Le fournisseur d’accès à Internet Tiscali France aurait reçu cinq offres de rachat, selon le journal Les Echos daté de ce jour.
La maison mère italienne n’a pris encore aucune décision si ce n’est ,selon un porte-parole contacté par l’AFP, de ne pas de prendre de décision avant le mois de mars.
Réagissant à ces informations l’intersyndicale de l’entreprise française a appelé à la grève générale à partir de jeudi pour forcer la direction a engager des négociations afin d’offrir des garanties sociales aux salariés.
Malgré les différentes dénégations de l’entreprise italienne, la filiale française de Tiscali serait donc en vente ou du moins dans un processus préalable à celle-ci. En effet, le quotidien Les Echos , cinq candidats se seraient déjà déclarés en précisant leur offre financière pour des montant de 200 à 300 millions d’euros. Le journal précise que les offres doivent être déposés avant le fin de la semaine. Les candidats actuellement connus, toujours selon Les Echos, seraient Bouygues Telecom , Cegetel , Club-Internet (filiale de T-Online, elle même en cours de fusion avec sa maison mère Deutsche Telekom, article du 8 février 2005 ), neuf telecom et Telecom Italia, connu en France sous sa marque Alice .
Une porte-parole du groupe a déclaré mercredi qu’"aucune décision n'a été prise. Tiscali fera le point sur son plan de refinancement à la mi-mars", conformément à ses prévisions... Mais, il y a moins d’une semaine, le directeur financier du groupe, Massimo Cristofori, avait déclaré à Bloomberg "Nous avons reçu beaucoup d'offres. Nous sommes en train de les évaluer".
Tiscali, qui a révélé la semaine dernière, lors de la publications des résultats 2004 du groupe, compter 1,65 millions d’abonnés ADSL, dont 330 000 dégroupés, en Europe ( article du 17 février 2005 ), a déjà dégagé 170 millions d’euros de la cession des actifs jugés non stratégiques et les 50 millions d’euros d’augmentation de capital réalisés (article du 31 décembre 2004).
Une série de désengagement effectués afin de se focaliser sur les cinq marchés jugés alors stratégiques (Allemagne, Benelux, France, Italie et Grande-Bretagne) qui se poursuit avec dernièrement la vente de la filiale danoise à Télé2 (article du 1er février 2005).
Les salariés en grève dès demain
L’intersyndicale de Tiscali France a appelé à "une grève générale à partir de jeudi, jusqu'à l'ouverture de négociations sociales" du fait de cette persistance des rumeurs de vente. En effet, "les salariés de Tiscali France sont extrêmement inquiets du devenir des emplois après les rumeurs de vente imminente de la filiale française et les syndicats souhaitent la mise en place d'un accord collectif leur garantissant un accompagnement" en cas de plan social.
C’est "devant le refus de la direction d'ouvrir des négociations pour signer un tel accord" que les syndicats "appellent les salariés à une grève générale de 24 heures jeudi, reconductible jusqu'à l'ouverture de discussions sociales concrètes", a précisé à l'AFP, Thierry Selles, délégué syndical central CFDT.

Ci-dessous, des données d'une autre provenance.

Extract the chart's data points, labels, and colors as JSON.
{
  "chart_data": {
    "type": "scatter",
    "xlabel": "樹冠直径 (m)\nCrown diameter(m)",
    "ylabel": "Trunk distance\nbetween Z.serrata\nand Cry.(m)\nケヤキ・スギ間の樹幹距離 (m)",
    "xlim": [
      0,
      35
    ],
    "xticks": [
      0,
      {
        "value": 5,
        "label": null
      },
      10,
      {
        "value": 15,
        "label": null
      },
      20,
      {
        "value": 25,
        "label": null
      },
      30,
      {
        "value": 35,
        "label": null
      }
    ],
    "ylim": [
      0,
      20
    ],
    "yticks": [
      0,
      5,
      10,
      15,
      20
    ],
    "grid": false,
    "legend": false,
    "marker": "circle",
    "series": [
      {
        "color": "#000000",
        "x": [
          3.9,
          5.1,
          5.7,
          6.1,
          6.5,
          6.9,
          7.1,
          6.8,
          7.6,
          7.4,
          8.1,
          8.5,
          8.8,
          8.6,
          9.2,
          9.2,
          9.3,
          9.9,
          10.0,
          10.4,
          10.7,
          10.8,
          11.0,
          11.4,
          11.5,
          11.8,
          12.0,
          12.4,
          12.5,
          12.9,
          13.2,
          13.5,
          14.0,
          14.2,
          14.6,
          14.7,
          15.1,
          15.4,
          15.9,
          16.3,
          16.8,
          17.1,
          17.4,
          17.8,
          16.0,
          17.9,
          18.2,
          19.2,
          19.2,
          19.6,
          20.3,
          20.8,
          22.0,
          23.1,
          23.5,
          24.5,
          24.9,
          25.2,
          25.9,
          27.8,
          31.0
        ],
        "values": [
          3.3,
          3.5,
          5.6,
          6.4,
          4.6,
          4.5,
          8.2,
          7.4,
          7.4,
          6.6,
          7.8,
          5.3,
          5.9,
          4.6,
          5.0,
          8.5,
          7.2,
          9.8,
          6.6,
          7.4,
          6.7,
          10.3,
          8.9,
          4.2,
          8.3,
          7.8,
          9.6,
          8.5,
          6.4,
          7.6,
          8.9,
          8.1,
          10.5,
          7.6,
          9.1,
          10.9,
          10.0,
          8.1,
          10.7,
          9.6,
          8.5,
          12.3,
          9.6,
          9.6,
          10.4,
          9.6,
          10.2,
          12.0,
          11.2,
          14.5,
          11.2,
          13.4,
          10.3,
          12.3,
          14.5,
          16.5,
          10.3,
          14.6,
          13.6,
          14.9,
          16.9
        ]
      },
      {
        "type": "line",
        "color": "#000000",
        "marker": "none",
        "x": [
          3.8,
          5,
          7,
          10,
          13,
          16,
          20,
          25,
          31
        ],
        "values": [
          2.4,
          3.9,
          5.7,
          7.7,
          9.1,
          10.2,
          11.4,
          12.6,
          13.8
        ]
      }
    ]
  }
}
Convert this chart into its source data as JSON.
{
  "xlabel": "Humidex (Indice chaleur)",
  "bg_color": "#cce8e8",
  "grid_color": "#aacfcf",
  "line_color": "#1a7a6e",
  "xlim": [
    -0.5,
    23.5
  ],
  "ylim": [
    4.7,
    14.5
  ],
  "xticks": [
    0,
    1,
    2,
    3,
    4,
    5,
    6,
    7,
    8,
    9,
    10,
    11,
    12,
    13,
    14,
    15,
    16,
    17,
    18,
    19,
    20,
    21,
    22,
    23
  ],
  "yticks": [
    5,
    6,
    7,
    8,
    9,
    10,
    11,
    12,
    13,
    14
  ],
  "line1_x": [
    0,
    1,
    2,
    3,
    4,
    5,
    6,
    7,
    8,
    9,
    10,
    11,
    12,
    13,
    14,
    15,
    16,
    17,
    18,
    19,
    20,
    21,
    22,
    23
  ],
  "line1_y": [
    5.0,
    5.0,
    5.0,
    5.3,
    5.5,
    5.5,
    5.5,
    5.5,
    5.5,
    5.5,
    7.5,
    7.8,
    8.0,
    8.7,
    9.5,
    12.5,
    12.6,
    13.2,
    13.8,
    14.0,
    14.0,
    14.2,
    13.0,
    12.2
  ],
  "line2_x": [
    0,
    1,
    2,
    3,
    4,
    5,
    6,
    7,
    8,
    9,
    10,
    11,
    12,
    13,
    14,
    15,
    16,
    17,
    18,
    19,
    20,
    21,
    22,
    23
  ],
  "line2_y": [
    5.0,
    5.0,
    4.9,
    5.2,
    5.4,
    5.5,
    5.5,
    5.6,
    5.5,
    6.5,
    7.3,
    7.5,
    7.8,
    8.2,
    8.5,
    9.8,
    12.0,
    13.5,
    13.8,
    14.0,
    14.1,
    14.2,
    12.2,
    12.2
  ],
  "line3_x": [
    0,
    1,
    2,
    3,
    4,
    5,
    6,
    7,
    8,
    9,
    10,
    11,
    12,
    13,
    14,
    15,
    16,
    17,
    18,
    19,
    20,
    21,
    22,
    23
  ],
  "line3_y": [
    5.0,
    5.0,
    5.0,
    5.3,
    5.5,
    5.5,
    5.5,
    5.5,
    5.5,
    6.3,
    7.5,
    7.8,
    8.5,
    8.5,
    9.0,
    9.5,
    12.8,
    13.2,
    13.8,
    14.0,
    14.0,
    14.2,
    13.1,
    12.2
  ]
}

Ce dernier confirme également les dires du porte parole du groupe Tiscali en précisant que l’entreprise " s'est donné jusqu'au 15 mars" avant d'annoncer la vente et comme "il est pratiquement certain qu'il y aura un plan social, les salariés veulent obtenir des garanties" avant cette date.
Le regroupement des syndicats CFDT, CGC, FO et CFTC de l’entreprise renouvelle ainsi un mouvement déclenché le mois dernier pour lutter contre le flou de leur avenir( article du 28 janvier 2005 ). Le débrayage du 27 janvier avait été suivit par près de 60% des employés.